In this blog, Pritish Kumar, discusses Distilled water, its applications, types of equipment to distil water and the health effects caused by it.
In chemical and biological laboratories, as well as in industry, in some appliances, deionized water can be used instead of distilled water as a cheaper alternative. If exceptionally high-purity water is required, double distilled water is used.
In general, non-purified water could cause or interfere with chemical reactions as well as leave mineral deposits after boiling away. One method of removing impurities from water and other fluids is distillation.
Equipment to distill water
Until World War II, distilling sea water to produce fresh water was time-consuming and expensive in fuel. The saying was: “It takes one gallon of fuel to make one gallon of fresh water.” Shortly before the war, Dr. R. V. Kleinschmidt developed a compression still, which became known as the Kleinschmidt still, for extracting fresh water from sea water or contaminated water. By compressing the steam produced by boiling water, 175 US gal (660 l; 146 imp gal) of fresh water could be extracted from sea water for every gallon (3.8 l; 0.83 imp gal) of fuel used.

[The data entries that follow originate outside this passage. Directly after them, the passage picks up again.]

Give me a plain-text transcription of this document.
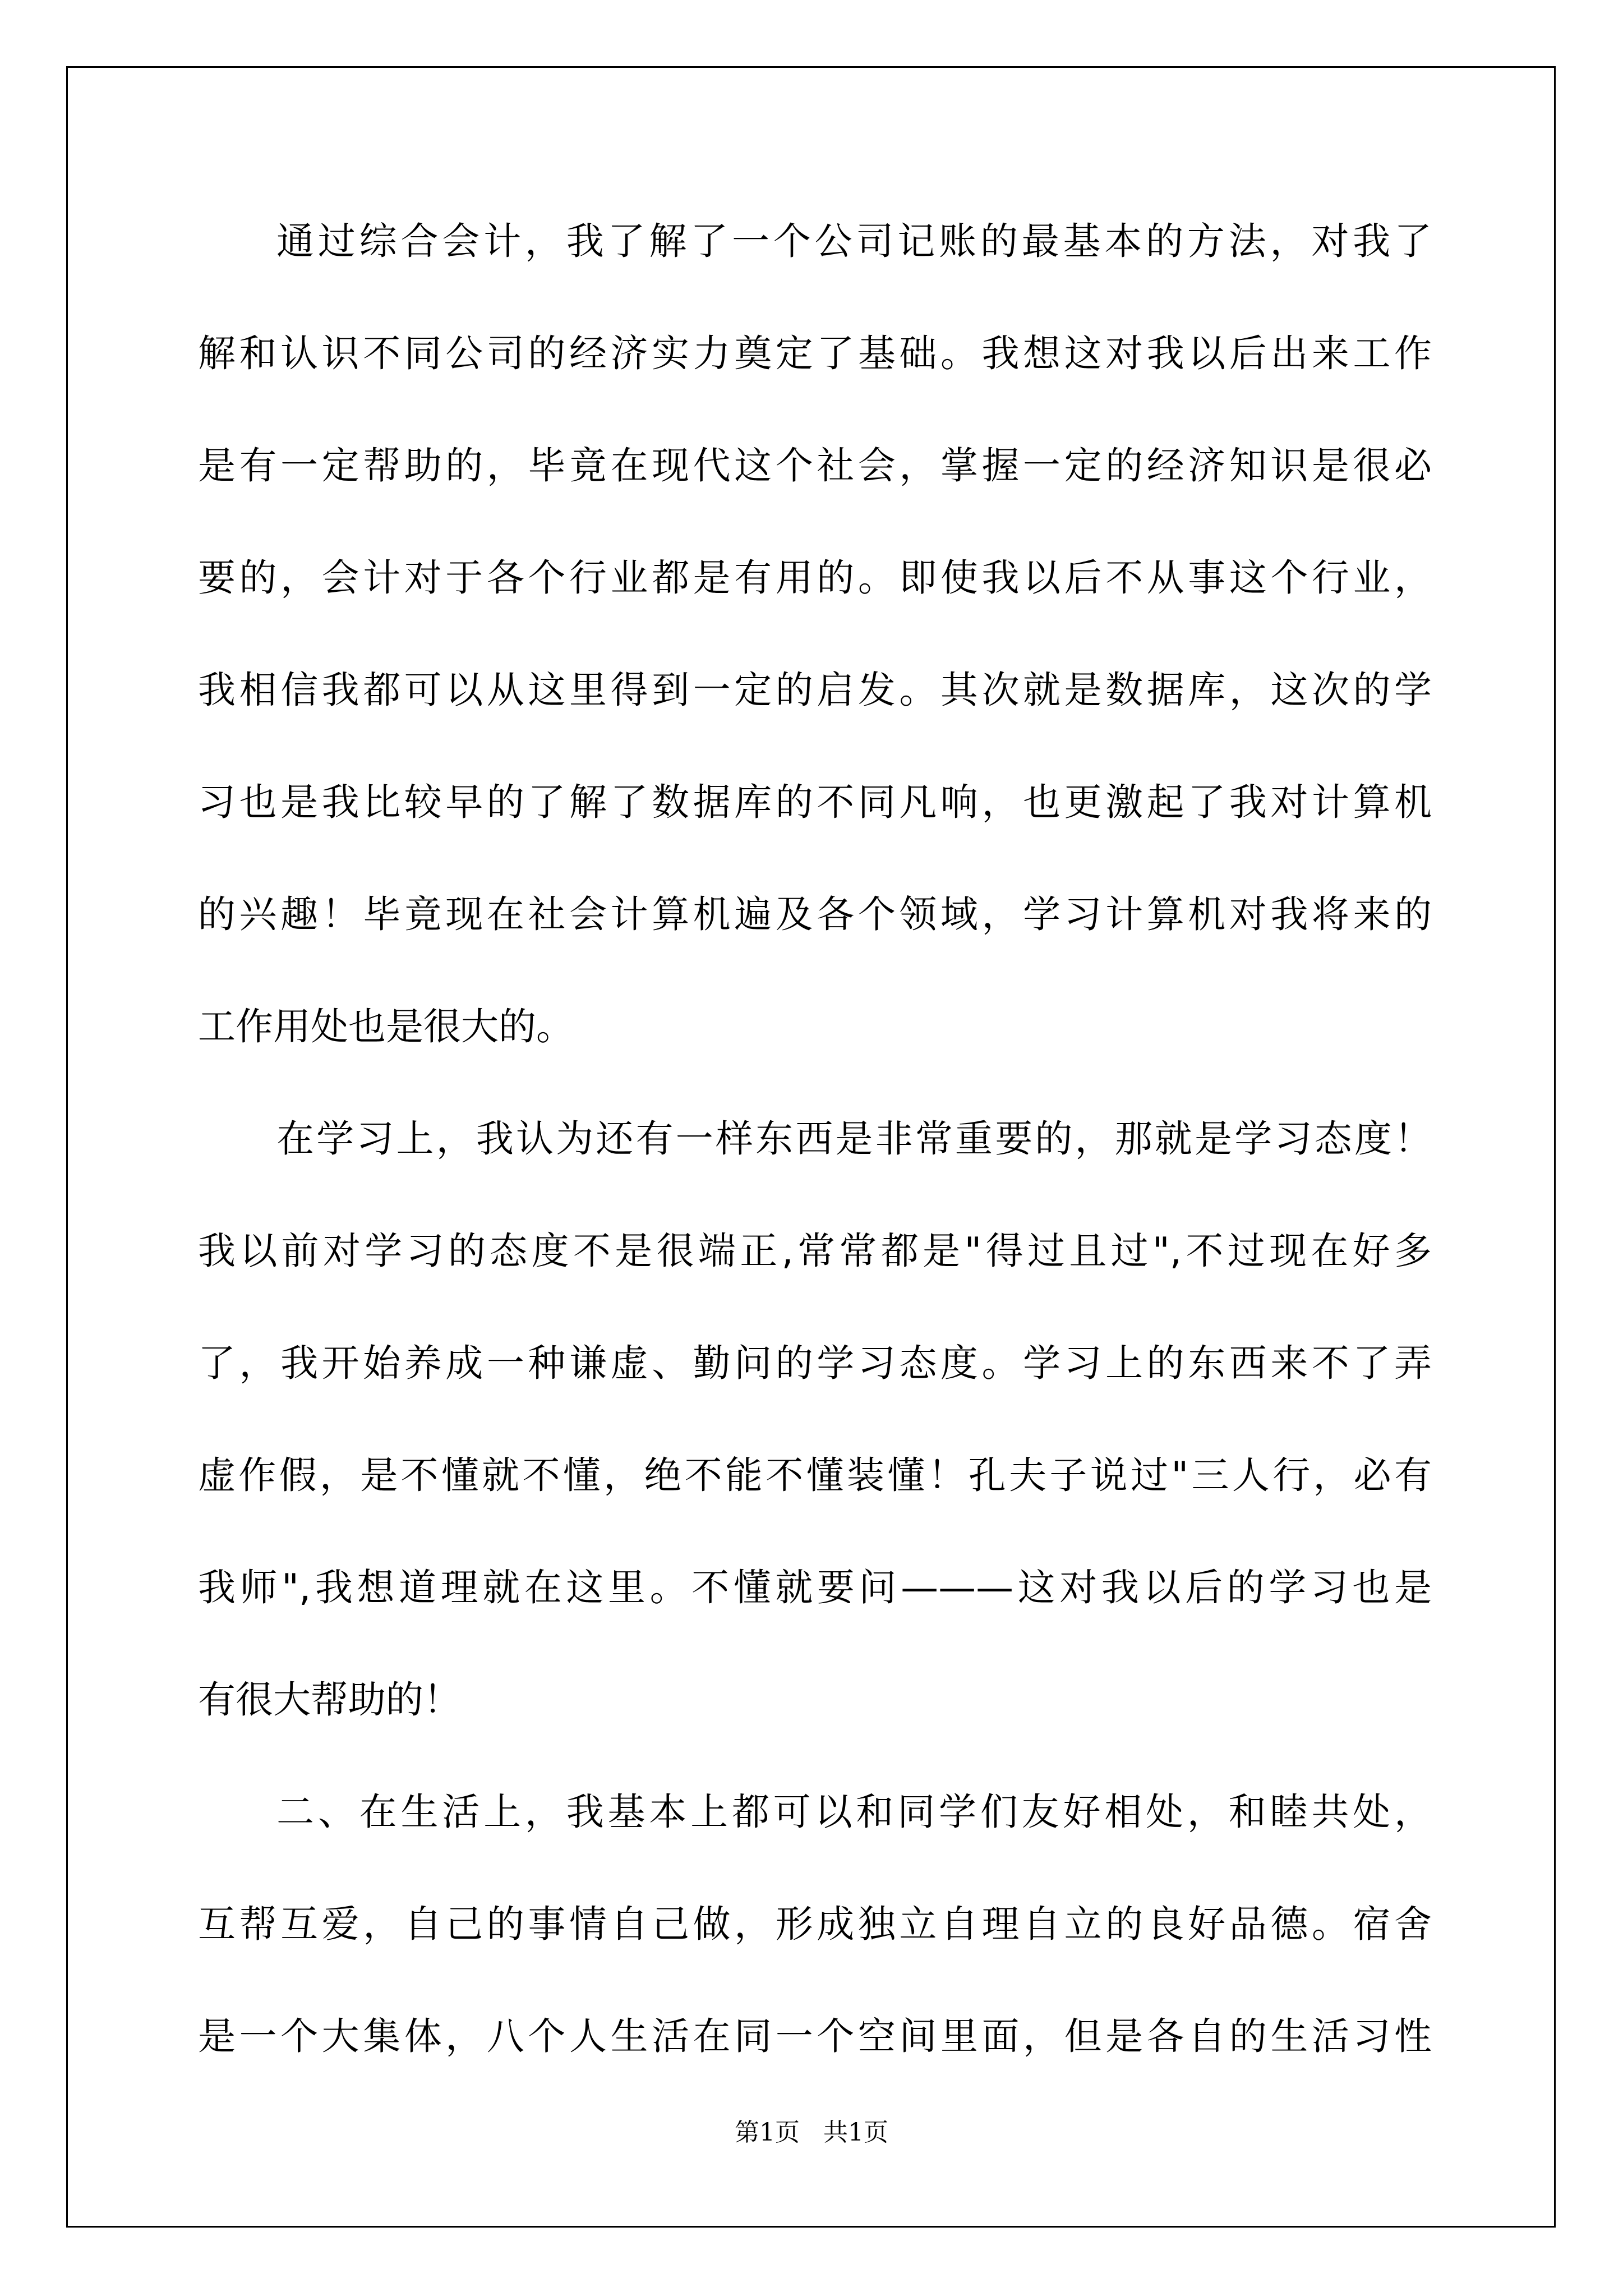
通过综合会计，我了解了一个公司记账的最基本的方法，对我了
解和认识不同公司的经济实力奠定了基础。我想这对我以后出来工作
是有一定帮助的，毕竟在现代这个社会，掌握一定的经济知识是很必
要的，会计对于各个行业都是有用的。即使我以后不从事这个行业，
我相信我都可以从这里得到一定的启发。其次就是数据库，这次的学
习也是我比较早的了解了数据库的不同凡响，也更激起了我对计算机
的兴趣！毕竟现在社会计算机遍及各个领域，学习计算机对我将来的
工作用处也是很大的。
在学习上，我认为还有一样东西是非常重要的，那就是学习态度！
我以前对学习的态度不是很端正,常常都是"得过且过",不过现在好多
了，我开始养成一种谦虚、勤问的学习态度。学习上的东西来不了弄
虚作假，是不懂就不懂，绝不能不懂装懂！孔夫子说过"三人行，必有
我师",我想道理就在这里。不懂就要问———这对我以后的学习也是
有很大帮助的！
二、在生活上，我基本上都可以和同学们友好相处，和睦共处，
互帮互爱，自己的事情自己做，形成独立自理自立的良好品德。宿舍
是一个大集体，八个人生活在同一个空间里面，但是各自的生活习性
第1页   共1页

During World War II this equipment became standard on Allied ships and on trailer mounts for armies. This method was in widespread use in ships and portable water distilling units. During the latter half of the century. Modern vessels now use flash-type evaporators to boil sea water, heating the water to between 70 and 80 °C (158 and 176 °F) and evaporating the water in a vacuum; this is then collected as condensation before being stored.
Drinking distilled water
Bottled distilled water can usually be found in supermarkets or pharmacies, and home water distillers are available as well. Water purification, such as distillation, is especially important in regions where water resources or tap water is not suitable for ingesting without boiling or chemical treatment.
Municipal water supplies almost always contain trace components at levels which are regulated to be safe for consumption. Some other components such as trace levels of aluminum may result from the treatment process (see water purification). Fluoride and other ions are not removed through conventional water filter treatments. However, distillation eliminates most impurities.
Distilled water is also used for drinking water in arid seaside areas lacking sufficient freshwater, via desalination of seawater.
Distillation removes all minerals from water. This results in demineralised water, which has not been proven to be healthier than drinking water. The World Health Organization investigated the health effects of demineralised water in 1982, and its experiments in humans found that demineralised water increased diuresis and the elimination of electrolytes, with decreased serum potassium concentration.  Magnesium, calcium, and other nutrients in water can help to protect against nutritional deficiency.
The drinking of distilled water as a replacement for drinking water has been both advocated and discouraged for health reasons. Distilled water lacks minerals and ions such as calcium that play key roles in biological functions such as in nervous system homeostasis, and are normally found in potable water. The lack of naturally occurring minerals in distilled water has raised some concerns.